Nothing
# splithalf engine ####
#multicore splithalf
#' @title Compute the bootstrapped split-half reliability for approach-avoidance task data
#' @description Compute bootstrapped split-half reliability for approach-avoidance task data.
#' @param ds a longformat data.frame
#' @param subjvar Quoted name of the participant identifier column
#' @param pullvar Quoted name of the column indicating pull trials.
#' Pull trials should either be represented by 1, or by the second level of a factor.
#' @param targetvar Name of the column indicating trials featuring the target stimulus.
#' Target stimuli should either be represented by 1, or by the second level of a factor.
#' @param rtvar Name of the reaction time column.
#' @param stratvars Names of additional variables to stratify splits by.
#' @param iters Total number of desired iterations. At least 6000 are recommended for reasonable estimates.
#' @param algorithm Function (without brackets or quotes) to be used to compute AAT scores.
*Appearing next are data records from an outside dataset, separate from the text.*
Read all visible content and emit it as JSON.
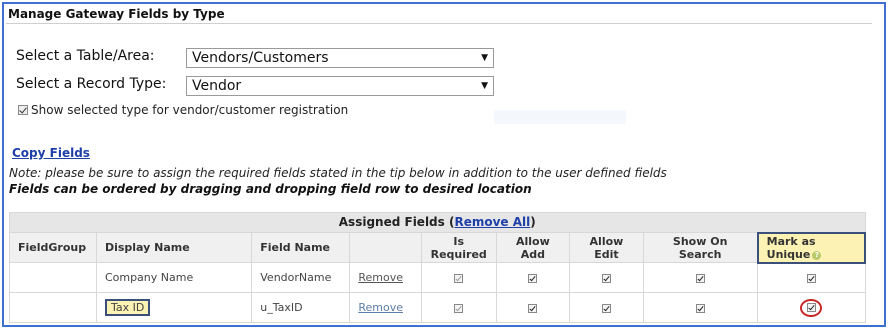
{
  "panel": {
    "title": "Manage Gateway Fields by Type"
  },
  "form": {
    "table_area_label": "Select a Table/Area:",
    "table_area_value": "Vendors/Customers",
    "record_type_label": "Select a Record Type:",
    "record_type_value": "Vendor",
    "show_selected_label": "Show selected type for vendor/customer registration"
  },
  "links": {
    "copy_fields": "Copy Fields"
  },
  "notes": {
    "note1": "Note: please be sure to assign the required fields stated in the tip below in addition to the user defined fields",
    "note2": "Fields can be ordered by dragging and dropping field row to desired location"
  },
  "table": {
    "caption": "Assigned Fields (",
    "remove_all": "Remove All",
    "caption_close": ")",
    "headers": [
      "FieldGroup",
      "Display Name",
      "Field Name",
      "",
      "Is Required",
      "Allow Add",
      "Allow Edit",
      "Show On Search",
      "Mark as Unique"
    ],
    "rows": [
      {
        "group": "",
        "display": "Company Name",
        "field": "VendorName",
        "remove": "Remove"
      },
      {
        "group": "",
        "display": "Tax ID",
        "field": "u_TaxID",
        "remove": "Remove"
      }
    ]
  },
  "colors": {
    "frame": "#3f6fcf",
    "highlight": "#fbf2b4",
    "circle": "#c62828",
    "link": "#1f3fa8"
  }
}
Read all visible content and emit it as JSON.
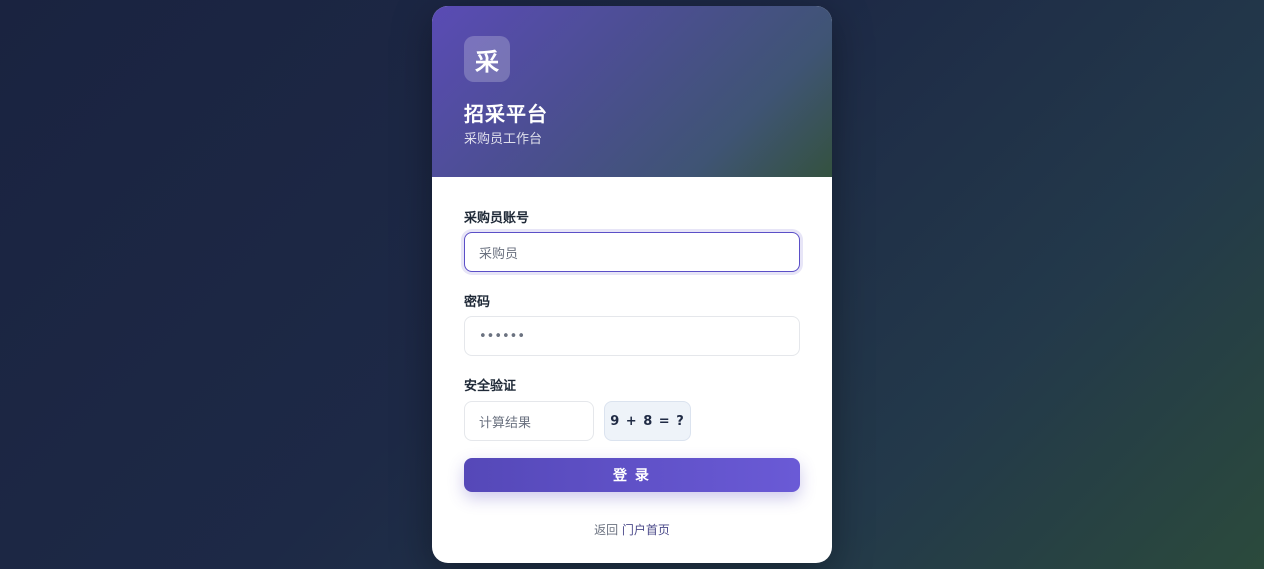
{
  "header": {
    "logo_char": "采",
    "title": "招采平台",
    "subtitle": "采购员工作台"
  },
  "form": {
    "account_label": "采购员账号",
    "account_value": "采购员",
    "password_label": "密码",
    "password_value": "••••••",
    "captcha_label": "安全验证",
    "captcha_placeholder": "计算结果",
    "captcha_question": "9 + 8 = ?",
    "login_label": "登 录"
  },
  "footer": {
    "prefix": "返回",
    "link": "门户首页"
  },
  "colors": {
    "accent": "#5b4fc7",
    "button_start": "#5548b8",
    "button_end": "#6a5ad6"
  }
}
See \link{Algorithms} for a list of usable algorithms.
#' @param trialdropfunc Function (without brackets or quotes) to be used to exclude outlying trials in each half.
#' The way you handle outliers for the reliability computation should mimic the way you do it in your regular analyses.
#' It is recommended to exclude outlying trials when computing AAT scores using the mean double-dfference scores and regression scoring approaches,
#' but not when using d-scores or median double-difference scores.
#' \itemize{
#' \item \code{prune_nothing} excludes no trials (default)
#' \item \code{trial_prune_grubbs} applies a Grubbs' test to the data, removing one outlier at a time until the test is no longer significant.
#' \item \code{trial_prune_3SD} excludes trials deviating more than 3SD from the mean per participant.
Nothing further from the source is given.